Cada uno de nosotros puede ayudar para dar entrada a la paz propia del Cristo, la cual acaba con la hostilidad y, finalmente, destruye la rivalidad, las contiendas y los derramamientos de sangre, que no tienen lugar en el reino de Dios. Basada en los hechos espirituales del ser, nuestra oración científica aporta resultados: resultados prácticos que dan testimonio de corazones transformados y de un mundo transformado. Y ningún paso de progreso espiritual puede ser revocado por circunstancias, acontecimientos o abusos de poder humano. Como el Apóstol Pablo escribió a los cristianos en Gálata: “El fruto del Espíritu es amor, gozo, paz, paciencia, benignidad, bondad, fe, mansedumbre, templanza; contra tales cosas no hay ley”. Gál. 5:22, 23.
La Sra. Eddy prestó seria atención a la exigencia cristiana de establecer la paz entre los hombres y las naciones.
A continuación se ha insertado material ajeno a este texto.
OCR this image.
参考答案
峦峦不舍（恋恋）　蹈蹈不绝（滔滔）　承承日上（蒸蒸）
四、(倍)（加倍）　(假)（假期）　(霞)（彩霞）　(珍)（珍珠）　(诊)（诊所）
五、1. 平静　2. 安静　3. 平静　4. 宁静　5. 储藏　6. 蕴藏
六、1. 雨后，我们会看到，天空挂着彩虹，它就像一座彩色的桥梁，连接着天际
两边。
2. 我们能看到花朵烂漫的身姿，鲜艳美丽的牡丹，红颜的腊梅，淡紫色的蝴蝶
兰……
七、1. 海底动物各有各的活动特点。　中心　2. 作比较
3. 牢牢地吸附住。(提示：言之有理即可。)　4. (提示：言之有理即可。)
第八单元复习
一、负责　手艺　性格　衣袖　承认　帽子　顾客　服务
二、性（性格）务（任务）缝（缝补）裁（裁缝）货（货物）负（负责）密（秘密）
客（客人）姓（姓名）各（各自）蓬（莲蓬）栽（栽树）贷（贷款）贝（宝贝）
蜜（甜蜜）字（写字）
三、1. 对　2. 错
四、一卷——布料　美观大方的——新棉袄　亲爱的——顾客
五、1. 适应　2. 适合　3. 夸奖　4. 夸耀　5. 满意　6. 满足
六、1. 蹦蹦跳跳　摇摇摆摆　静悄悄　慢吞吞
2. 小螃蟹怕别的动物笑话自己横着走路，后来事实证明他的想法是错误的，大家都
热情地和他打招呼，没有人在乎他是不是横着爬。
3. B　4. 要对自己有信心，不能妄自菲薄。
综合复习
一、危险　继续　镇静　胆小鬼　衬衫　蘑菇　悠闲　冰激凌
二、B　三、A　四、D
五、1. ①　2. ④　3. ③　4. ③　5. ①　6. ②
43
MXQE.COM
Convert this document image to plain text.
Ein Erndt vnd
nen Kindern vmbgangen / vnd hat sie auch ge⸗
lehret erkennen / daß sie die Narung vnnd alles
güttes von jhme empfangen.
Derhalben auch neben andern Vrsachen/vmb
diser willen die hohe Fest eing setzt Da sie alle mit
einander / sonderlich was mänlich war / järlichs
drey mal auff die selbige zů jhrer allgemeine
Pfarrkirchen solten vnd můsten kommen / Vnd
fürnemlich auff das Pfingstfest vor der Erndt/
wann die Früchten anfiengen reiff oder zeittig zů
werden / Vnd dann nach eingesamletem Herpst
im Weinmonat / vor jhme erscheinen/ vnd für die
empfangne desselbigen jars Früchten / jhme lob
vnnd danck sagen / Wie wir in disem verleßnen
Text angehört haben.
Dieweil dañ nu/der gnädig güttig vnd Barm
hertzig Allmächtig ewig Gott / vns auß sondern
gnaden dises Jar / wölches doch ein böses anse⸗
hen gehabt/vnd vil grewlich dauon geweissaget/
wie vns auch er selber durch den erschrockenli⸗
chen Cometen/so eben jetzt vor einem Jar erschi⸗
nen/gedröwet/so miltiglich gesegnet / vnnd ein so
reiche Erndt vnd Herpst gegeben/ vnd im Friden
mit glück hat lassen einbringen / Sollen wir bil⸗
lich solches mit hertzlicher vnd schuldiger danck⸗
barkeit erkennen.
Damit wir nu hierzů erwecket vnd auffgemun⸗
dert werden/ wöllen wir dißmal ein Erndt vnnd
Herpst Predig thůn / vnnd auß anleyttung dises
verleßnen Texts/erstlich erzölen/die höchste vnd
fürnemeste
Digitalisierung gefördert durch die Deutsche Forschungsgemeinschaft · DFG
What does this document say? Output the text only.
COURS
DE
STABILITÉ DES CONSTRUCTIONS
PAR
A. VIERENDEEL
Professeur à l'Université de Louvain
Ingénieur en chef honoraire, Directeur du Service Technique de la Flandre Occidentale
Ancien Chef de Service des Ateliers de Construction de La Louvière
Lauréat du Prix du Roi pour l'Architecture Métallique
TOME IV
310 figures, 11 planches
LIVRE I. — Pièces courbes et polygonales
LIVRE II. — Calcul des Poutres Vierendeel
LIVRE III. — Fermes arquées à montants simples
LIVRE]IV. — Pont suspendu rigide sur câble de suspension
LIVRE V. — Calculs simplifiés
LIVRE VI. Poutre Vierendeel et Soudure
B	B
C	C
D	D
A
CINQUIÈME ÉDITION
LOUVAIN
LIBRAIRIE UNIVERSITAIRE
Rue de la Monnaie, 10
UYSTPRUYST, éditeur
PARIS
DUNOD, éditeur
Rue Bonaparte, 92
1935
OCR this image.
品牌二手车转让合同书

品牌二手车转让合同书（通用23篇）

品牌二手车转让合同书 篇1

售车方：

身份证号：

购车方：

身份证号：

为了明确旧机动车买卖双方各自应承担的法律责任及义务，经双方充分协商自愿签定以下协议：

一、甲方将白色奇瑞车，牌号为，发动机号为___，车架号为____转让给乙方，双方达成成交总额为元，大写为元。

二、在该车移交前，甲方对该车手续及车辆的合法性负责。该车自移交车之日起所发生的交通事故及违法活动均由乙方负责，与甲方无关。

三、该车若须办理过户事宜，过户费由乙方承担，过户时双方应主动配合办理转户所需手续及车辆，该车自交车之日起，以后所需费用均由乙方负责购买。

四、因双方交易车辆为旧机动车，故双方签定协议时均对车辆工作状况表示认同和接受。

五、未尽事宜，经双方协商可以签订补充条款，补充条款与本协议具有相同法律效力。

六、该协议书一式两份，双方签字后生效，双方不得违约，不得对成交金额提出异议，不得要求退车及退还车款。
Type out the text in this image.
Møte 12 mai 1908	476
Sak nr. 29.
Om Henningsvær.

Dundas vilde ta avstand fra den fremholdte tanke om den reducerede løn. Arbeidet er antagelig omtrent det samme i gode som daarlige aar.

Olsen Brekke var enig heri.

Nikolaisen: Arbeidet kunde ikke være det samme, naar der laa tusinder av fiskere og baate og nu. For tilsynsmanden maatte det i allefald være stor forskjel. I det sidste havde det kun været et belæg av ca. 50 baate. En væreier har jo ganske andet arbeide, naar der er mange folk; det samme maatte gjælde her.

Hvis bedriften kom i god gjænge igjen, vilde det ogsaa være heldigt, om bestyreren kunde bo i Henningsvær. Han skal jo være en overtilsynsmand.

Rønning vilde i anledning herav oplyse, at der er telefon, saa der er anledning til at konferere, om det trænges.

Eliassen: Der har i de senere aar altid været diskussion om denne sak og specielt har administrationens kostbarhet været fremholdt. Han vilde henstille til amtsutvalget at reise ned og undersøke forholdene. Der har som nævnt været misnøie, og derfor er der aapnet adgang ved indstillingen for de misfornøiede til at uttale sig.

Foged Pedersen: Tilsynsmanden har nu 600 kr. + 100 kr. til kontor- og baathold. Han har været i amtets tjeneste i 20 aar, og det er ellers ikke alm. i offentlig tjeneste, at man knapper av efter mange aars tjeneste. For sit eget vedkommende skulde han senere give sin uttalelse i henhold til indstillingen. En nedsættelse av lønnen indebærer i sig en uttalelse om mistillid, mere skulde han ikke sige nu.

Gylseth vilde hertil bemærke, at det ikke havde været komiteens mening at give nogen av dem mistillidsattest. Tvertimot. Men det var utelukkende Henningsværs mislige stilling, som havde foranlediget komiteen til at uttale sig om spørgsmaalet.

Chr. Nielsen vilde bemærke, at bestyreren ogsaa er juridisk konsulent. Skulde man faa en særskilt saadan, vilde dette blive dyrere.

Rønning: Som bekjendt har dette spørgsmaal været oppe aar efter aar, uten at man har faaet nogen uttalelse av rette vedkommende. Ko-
Más de una vez, declaró que la manera de demostrar paz permanente ha de encontrarse en la obediencia al Primer Mandamiento. En una carta al períodico Boston Globe, en diciembre de 1904, bajo el encabezamiento: “Cómo pueden silenciarse las contiendas”, la Sra. Eddy se refirió a la necesidad de esa época de poner término a la guerra entre Rusia y el Japón. Escribió: “El Primer Mandamiento del Decálogo Hebreo —‘No tendrás dioses ajenos delante de mí’— obedecido, es suficiente para calmar toda contienda. Dios es la Mente divina. De ahí la secuencia: si toda la gente tuviera una sola Mente, reinaría la paz”.
En el siguiente párrafo la Sra. Eddy concluyó: “Dios es Padre, infinito, y esta gran verdad, cuando se la comprenda en su metafísíca divina, establecerá la hermandad del hombre, pondrá fin a las guerras, y demostrará ‘en la tierra paz, buena voluntad para con los hombres’ ”.The First Church of Christ, Scientist, and Miscellany, pág. 279.
En nuestra vida diaria, podemos esforzarnos más diligentemente por obedecer el Primer Mandamiento y reconocer a Dios como el Padre de todos. A medida que nuestras oraciones y nuestra vida concuerden con los mandamientos de Dios, estaremos haciendo algo verdaderamente sustancial para aportar paz a las perturbadas naciones, ciudades, comunidades y familias. Donde el fruto del Espíritu es cosechado, aun en un solo corazón, este fruto alimenta a muchos. Y “contra tales cosas no hay ley”.